Residents should expect to see community improvements as the months pass.

Authorities are looking to improve pedestrian crossings across the city, as well as repaint faded road lines and add signage.

There will be other plantings around the borough and other beautification efforts.

“I couldn’t be more proud of the council, the mayor and the borough for allowing this to happen,” Huddleston said. “It’s a very well run machine and we all get along well. It is always in the interest of the borough that we manage Glen Osborne.

Along with the budget, council recently approved a new five-year garbage collection contract with Waste Management.

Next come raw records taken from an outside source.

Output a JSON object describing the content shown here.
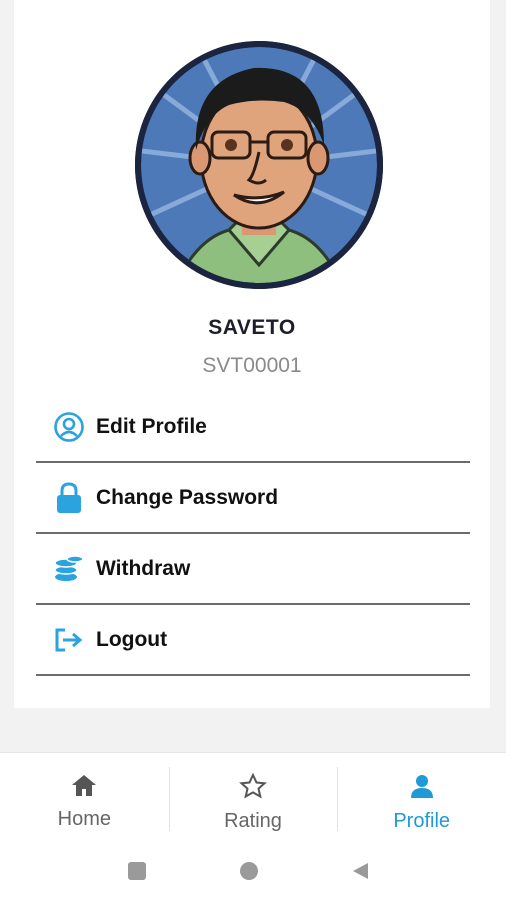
{
  "profile": {
    "name": "SAVETO",
    "code": "SVT00001"
  },
  "menu": [
    {
      "label": "Edit Profile",
      "icon": "user-circle-icon"
    },
    {
      "label": "Change Password",
      "icon": "lock-icon"
    },
    {
      "label": "Withdraw",
      "icon": "coins-icon"
    },
    {
      "label": "Logout",
      "icon": "logout-icon"
    }
  ],
  "tabs": [
    {
      "label": "Home",
      "icon": "home-icon",
      "active": false
    },
    {
      "label": "Rating",
      "icon": "star-icon",
      "active": false
    },
    {
      "label": "Profile",
      "icon": "user-icon",
      "active": true
    }
  ],
  "colors": {
    "accent": "#1e9ad6",
    "menu_icon": "#2aa3de",
    "divider": "#6b6b6b"
  }
}
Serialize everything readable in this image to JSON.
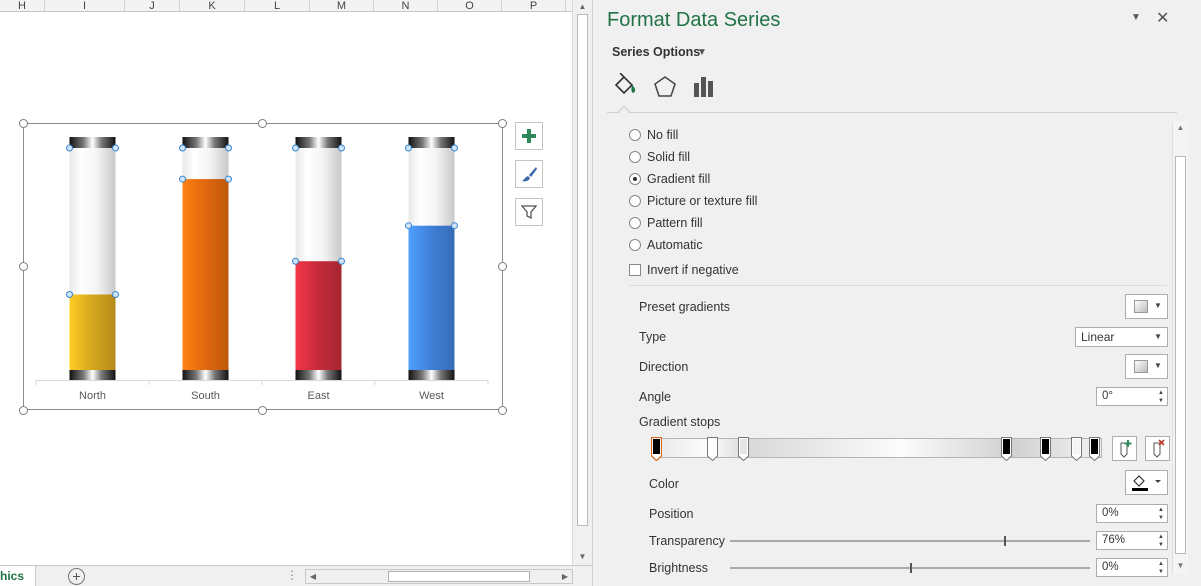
{
  "columns": [
    "H",
    "I",
    "J",
    "K",
    "L",
    "M",
    "N",
    "O",
    "P"
  ],
  "sheet": {
    "tab_label": "hics",
    "dots": "⋮"
  },
  "chart_data": {
    "type": "bar",
    "categories": [
      "North",
      "South",
      "East",
      "West"
    ],
    "values": [
      34,
      86,
      49,
      65
    ],
    "ylim": [
      0,
      100
    ],
    "colors": [
      "#d4a51c",
      "#e0680e",
      "#c42b3a",
      "#3f7fd6"
    ],
    "tube_color": "#eeeeee"
  },
  "pane": {
    "title": "Format Data Series",
    "series_options": "Series Options",
    "fill_options": [
      {
        "label": "No fill",
        "selected": false
      },
      {
        "label": "Solid fill",
        "selected": false
      },
      {
        "label": "Gradient fill",
        "selected": true
      },
      {
        "label": "Picture or texture fill",
        "selected": false
      },
      {
        "label": "Pattern fill",
        "selected": false
      },
      {
        "label": "Automatic",
        "selected": false
      }
    ],
    "invert_if_negative": "Invert if negative",
    "preset_gradients": "Preset gradients",
    "type_label": "Type",
    "type_value": "Linear",
    "direction_label": "Direction",
    "angle_label": "Angle",
    "angle_value": "0°",
    "gradient_stops_label": "Gradient stops",
    "color_label": "Color",
    "position_label": "Position",
    "position_value": "0%",
    "transparency_label": "Transparency",
    "transparency_value": "76%",
    "transparency_level": 0.76,
    "brightness_label": "Brightness",
    "brightness_value": "0%",
    "brightness_level": 0.5
  }
}
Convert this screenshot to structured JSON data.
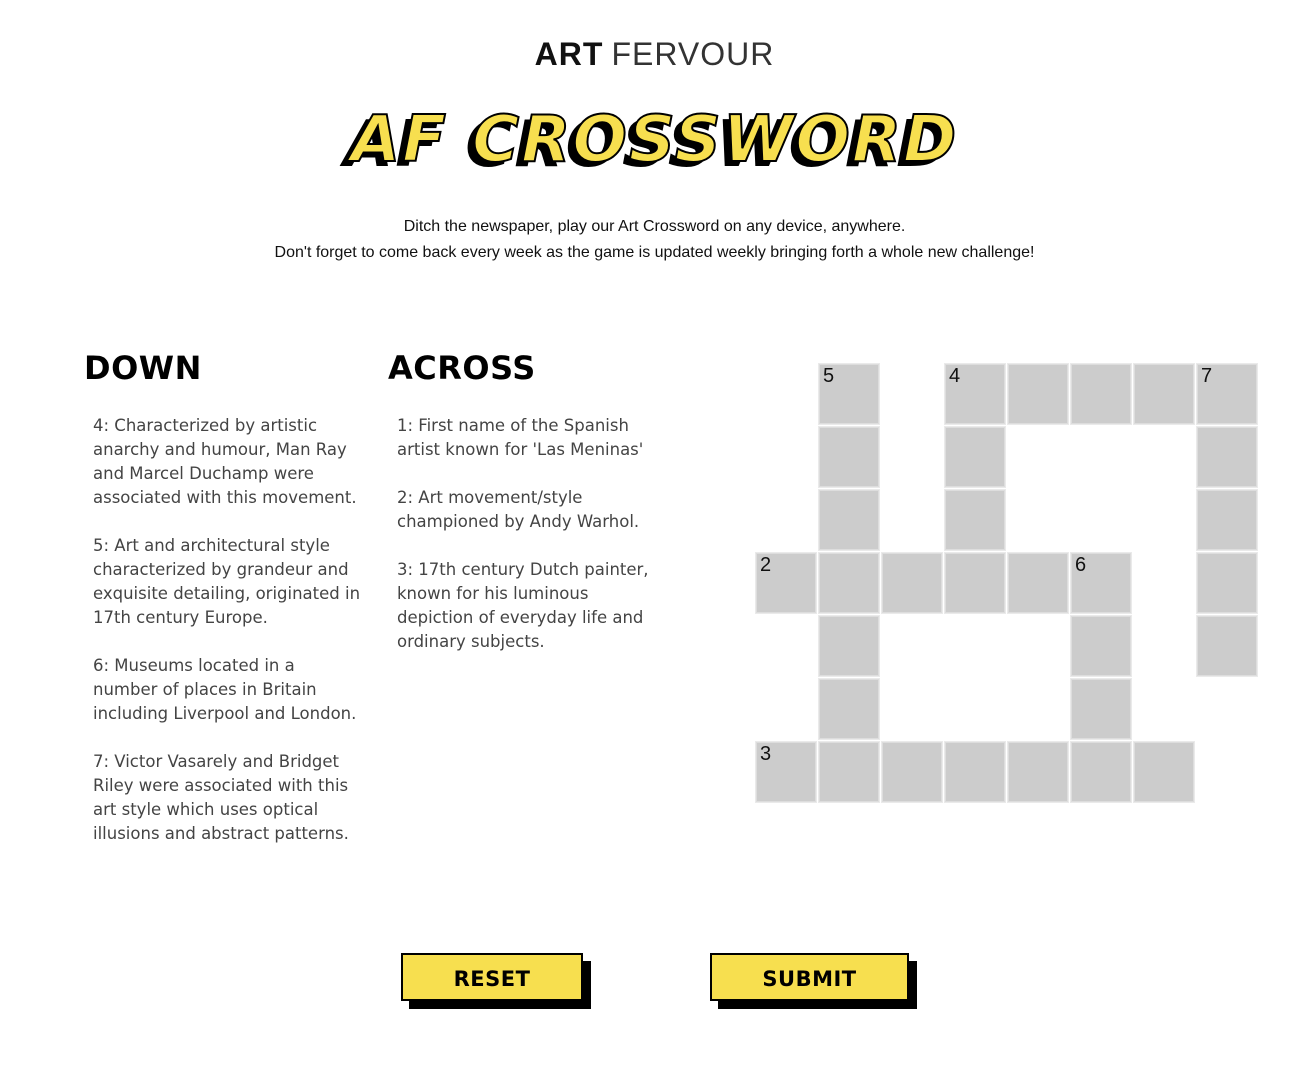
{
  "brand": {
    "part1": "ART",
    "part2": "FERVOUR"
  },
  "title": "AF CROSSWORD",
  "intro": {
    "line1": "Ditch the newspaper, play our Art Crossword on any device, anywhere.",
    "line2": "Don't forget to come back every week as the game is updated weekly bringing forth a whole new challenge!"
  },
  "down": {
    "heading": "DOWN",
    "clues": [
      "4: Characterized by artistic anarchy and humour, Man Ray and Marcel Duchamp were associated with this movement.",
      "5: Art and architectural style characterized by grandeur and exquisite detailing, originated in 17th century Europe.",
      "6: Museums located in a number of places in Britain including Liverpool and London.",
      "7: Victor Vasarely and Bridget Riley were associated with this art style which uses optical illusions and abstract patterns."
    ]
  },
  "across": {
    "heading": "ACROSS",
    "clues": [
      "1: First name of the Spanish artist known for 'Las Meninas'",
      "2: Art movement/style championed by Andy Warhol.",
      "3: 17th century Dutch painter, known for his luminous depiction of everyday life and ordinary subjects."
    ]
  },
  "grid": {
    "numbers": {
      "5": "5",
      "4": "4",
      "7": "7",
      "2": "2",
      "6": "6",
      "3": "3"
    }
  },
  "buttons": {
    "reset": "RESET",
    "submit": "SUBMIT"
  },
  "colors": {
    "accent": "#f7df4f",
    "cell": "#cccccc",
    "text": "#444444"
  }
}
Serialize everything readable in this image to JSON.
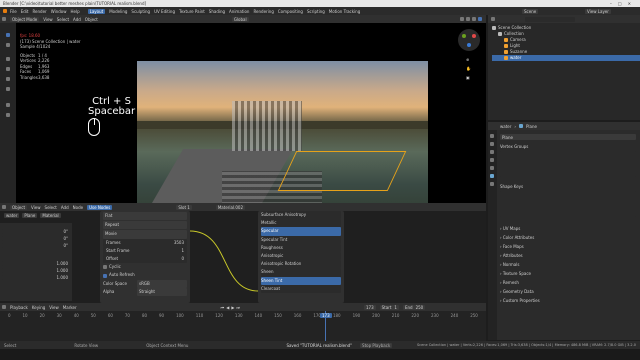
{
  "window": {
    "title": "Blender [C:\\video\\tutorial better meshes plain\\TUTORIAL realism.blend]"
  },
  "menu": [
    "File",
    "Edit",
    "Render",
    "Window",
    "Help"
  ],
  "workspaces": [
    "Layout",
    "Modeling",
    "Sculpting",
    "UV Editing",
    "Texture Paint",
    "Shading",
    "Animation",
    "Rendering",
    "Compositing",
    "Scripting",
    "Motion Tracking"
  ],
  "scene": {
    "label": "Scene",
    "view_layer": "View Layer"
  },
  "viewport": {
    "mode": "Object Mode",
    "menus": [
      "View",
      "Select",
      "Add",
      "Object"
    ],
    "orient": "Global",
    "stats": {
      "fps": "fps: 18.60",
      "collection": "(173) Scene Collection | water",
      "samples": "Sample 4/1024",
      "rows": [
        {
          "k": "Objects",
          "v": "1 / 4"
        },
        {
          "k": "Vertices",
          "v": "2,226"
        },
        {
          "k": "Edges",
          "v": "1,963"
        },
        {
          "k": "Faces",
          "v": "1,069"
        },
        {
          "k": "Triangles",
          "v": "3,638"
        }
      ]
    },
    "overlay": {
      "keys": "Ctrl + S",
      "space": "Spacebar"
    }
  },
  "outliner": {
    "title": "Scene Collection",
    "items": [
      "Collection",
      "Camera",
      "Light",
      "Suzanne",
      "water"
    ]
  },
  "properties": {
    "obj_name": "water",
    "mesh": "Plane",
    "data_name": "Plane",
    "panels_top": [
      "Vertex Groups",
      "Shape Keys"
    ],
    "panels": [
      "UV Maps",
      "Color Attributes",
      "Face Maps",
      "Attributes",
      "Normals",
      "Texture Space",
      "Remesh",
      "Geometry Data",
      "Custom Properties"
    ]
  },
  "node_editor": {
    "menus": [
      "Object",
      "View",
      "Select",
      "Add",
      "Node"
    ],
    "use_nodes": "Use Nodes",
    "slot": "Slot 1",
    "material": "Material.002",
    "object_field": "water",
    "plane_field": "Plane",
    "mat_field": "Material",
    "numbers": [
      "0°",
      "0°",
      "0°",
      "1.000",
      "1.000",
      "1.000"
    ],
    "texture": {
      "proj": "Flat",
      "ext": "Repeat",
      "src": "Movie",
      "frames": {
        "k": "Frames",
        "v": "3503"
      },
      "start": {
        "k": "Start Frame",
        "v": "1"
      },
      "offset": {
        "k": "Offset",
        "v": "0"
      },
      "cyclic": "Cyclic",
      "auto": "Auto Refresh",
      "color_space": {
        "k": "Color Space",
        "v": "sRGB"
      },
      "alpha": {
        "k": "Alpha",
        "v": "Straight"
      }
    },
    "bsdf": [
      "Subsurface Anisotropy",
      "Metallic",
      "Specular",
      "Specular Tint",
      "Roughness",
      "Anisotropic",
      "Anisotropic Rotation",
      "Sheen",
      "Sheen Tint",
      "Clearcoat"
    ]
  },
  "timeline": {
    "menus": [
      "Playback",
      "Keying",
      "View",
      "Marker"
    ],
    "current": "173",
    "start_label": "Start",
    "start": "1",
    "end_label": "End",
    "end": "250",
    "ticks": [
      "0",
      "10",
      "20",
      "30",
      "40",
      "50",
      "60",
      "70",
      "80",
      "90",
      "100",
      "110",
      "120",
      "130",
      "140",
      "150",
      "160",
      "170",
      "180",
      "190",
      "200",
      "210",
      "220",
      "230",
      "240",
      "250"
    ]
  },
  "status": {
    "select": "Select",
    "rotate": "Rotate View",
    "context": "Object Context Menu",
    "saved": "Saved \"TUTORIAL realism.blend\"",
    "playback": "Stop Playback",
    "right": "Scene Collection | water | Verts:2,226 | Faces:1,069 | Tris:3,638 | Objects:1/4 | Memory: 486.8 MiB | VRAM: 2.7/8.0 GiB | 3.2.0"
  }
}
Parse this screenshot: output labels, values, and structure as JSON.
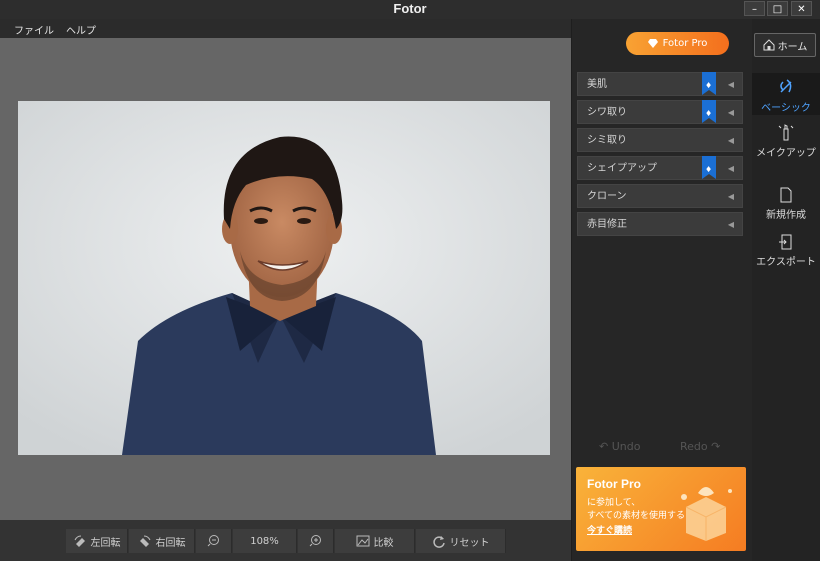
{
  "window": {
    "title": "Fotor",
    "min": "–",
    "max": "□",
    "close": "✕"
  },
  "menu": [
    "ファイル",
    "ヘルプ"
  ],
  "toolbar": {
    "rotate_left": "左回転",
    "rotate_right": "右回転",
    "zoom": "108%",
    "compare": "比較",
    "reset": "リセット"
  },
  "panel": {
    "pro_label": "Fotor Pro",
    "features": [
      {
        "label": "美肌",
        "pro": true
      },
      {
        "label": "シワ取り",
        "pro": true
      },
      {
        "label": "シミ取り",
        "pro": false
      },
      {
        "label": "シェイプアップ",
        "pro": true
      },
      {
        "label": "クローン",
        "pro": false
      },
      {
        "label": "赤目修正",
        "pro": false
      }
    ],
    "undo": "Undo",
    "redo": "Redo",
    "promo": {
      "title": "Fotor Pro",
      "line1": "に参加して、",
      "line2": "すべての素材を使用する",
      "link": "今すぐ購読"
    }
  },
  "rail": {
    "home": "ホーム",
    "basic": "ベーシック",
    "makeup": "メイクアップ",
    "new": "新規作成",
    "export": "エクスポート"
  },
  "colors": {
    "accent": "#f46f1d",
    "active": "#4fa3ff",
    "pro_badge": "#1b6fd4"
  },
  "icons": [
    "rotate-left-icon",
    "rotate-right-icon",
    "zoom-out-icon",
    "zoom-in-icon",
    "compare-icon",
    "reset-icon",
    "diamond-icon",
    "home-icon",
    "basic-icon",
    "makeup-icon",
    "new-file-icon",
    "export-icon",
    "undo-icon",
    "redo-icon"
  ]
}
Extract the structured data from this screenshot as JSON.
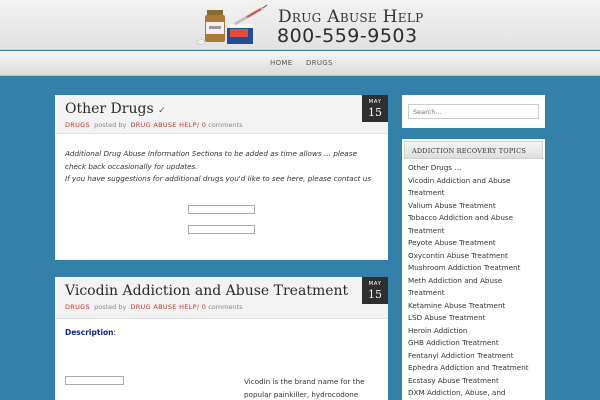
{
  "header": {
    "title": "Drug Abuse Help",
    "phone": "800-559-9503"
  },
  "nav": {
    "items": [
      "HOME",
      "DRUGS"
    ]
  },
  "posts": [
    {
      "title": "Other Drugs",
      "title_mark": "✓",
      "category": "DRUGS",
      "posted_by": "posted by",
      "author": "DRUG ABUSE HELP",
      "comments_count": "0",
      "comments_word": "comments",
      "month": "MAY",
      "day": "15",
      "body": [
        "Additional Drug Abuse Information Sections to be added as time allows … please",
        "check back occasionally for updates.",
        "If you have suggestions for additional drugs you'd like to see here, please contact us"
      ]
    },
    {
      "title": "Vicodin Addiction and Abuse Treatment",
      "category": "DRUGS",
      "posted_by": "posted by",
      "author": "DRUG ABUSE HELP",
      "comments_count": "0",
      "comments_word": "comments",
      "month": "MAY",
      "day": "15",
      "description_label": "Description",
      "description_colon": ":",
      "text_lines": [
        "Vicodin is the brand name for the",
        "popular painkiller, hydrocodone"
      ]
    }
  ],
  "sidebar": {
    "search_placeholder": "Search...",
    "widget_title": "ADDICTION RECOVERY TOPICS",
    "topics": [
      "Other Drugs …",
      "Vicodin Addiction and Abuse",
      "Treatment",
      "Valium Abuse Treatment",
      "Tobacco Addiction and Abuse",
      "Treatment",
      "Peyote Abuse Treatment",
      "Oxycontin Abuse Treatment",
      "Mushroom Addiction Treatment",
      "Meth Addiction and Abuse",
      "Treatment",
      "Ketamine Abuse Treatment",
      "LSD Abuse Treatment",
      "Heroin Addiction",
      "GHB Addiction Treatment",
      "Fentanyl Addiction Treatment",
      "Ephedra Addiction and Treatment",
      "Ecstasy Abuse Treatment",
      "DXM Addiction, Abuse, and"
    ]
  },
  "colors": {
    "background": "#3380a8",
    "accent_link": "#c0392b",
    "date_badge": "#2f2f2f",
    "description_label": "#0a1f8a"
  }
}
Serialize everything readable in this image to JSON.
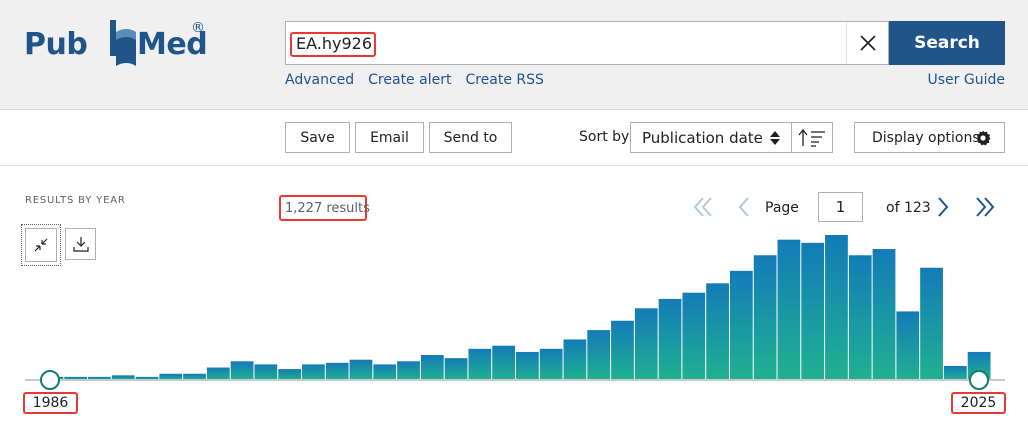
{
  "header": {
    "logo_prefix": "Pub",
    "logo_suffix": "Med",
    "logo_registered": "®",
    "search": {
      "value": "EA.hy926",
      "placeholder": ""
    },
    "search_button": "Search",
    "links": [
      "Advanced",
      "Create alert",
      "Create RSS"
    ],
    "user_guide": "User Guide"
  },
  "toolbar": {
    "save": "Save",
    "email": "Email",
    "send_to": "Send to",
    "sort_by_label": "Sort by:",
    "sort_value": "Publication date",
    "display_options": "Display options"
  },
  "results": {
    "section_label": "RESULTS BY YEAR",
    "count": "1,227 results",
    "pager": {
      "page_label": "Page",
      "page_value": "1",
      "of_label": "of 123"
    },
    "start_year": "1986",
    "end_year": "2025"
  },
  "colors": {
    "brand": "#20558a",
    "link": "#205493",
    "bar_bottom": "#20b190",
    "bar_top": "#137bb8",
    "highlight": "#e53935"
  },
  "icons": [
    "clear-icon",
    "sort-arrows-icon",
    "sort-direction-icon",
    "gear-icon",
    "first-page-icon",
    "prev-page-icon",
    "next-page-icon",
    "last-page-icon",
    "collapse-icon",
    "download-icon"
  ],
  "chart_data": {
    "type": "bar",
    "title": "",
    "x": [
      1986,
      1987,
      1988,
      1989,
      1990,
      1991,
      1992,
      1993,
      1994,
      1995,
      1996,
      1997,
      1998,
      1999,
      2000,
      2001,
      2002,
      2003,
      2004,
      2005,
      2006,
      2007,
      2008,
      2009,
      2010,
      2011,
      2012,
      2013,
      2014,
      2015,
      2016,
      2017,
      2018,
      2019,
      2020,
      2021,
      2022,
      2023,
      2024,
      2025
    ],
    "values": [
      2,
      2,
      2,
      3,
      2,
      4,
      4,
      8,
      12,
      10,
      7,
      10,
      11,
      13,
      10,
      12,
      16,
      14,
      20,
      22,
      18,
      20,
      26,
      32,
      38,
      46,
      52,
      56,
      62,
      70,
      80,
      90,
      88,
      93,
      80,
      84,
      44,
      72,
      9,
      18
    ],
    "xlabel": "",
    "ylabel": ""
  }
}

The deal goes through the Quaker Valley Council of Governments. Garbage collection dates do not change.

Collection of hazardous waste, such as paints, is an additional service under the agreement. Residents can make an appointment for pick-up of hard-to-dispose items.

Glen Osborne garbage fees are incorporated into taxes.

A letter was sent to residents by the council chair this month announcing the budget and tax news.

In it, Huddleston encouraged residents to come to council meetings.

They are scheduled for 7:30 p.m. on the third Tuesday of the month at Osborne Elementary School.

“This is our community, so let’s come together to make it the best it can be,” the letter read.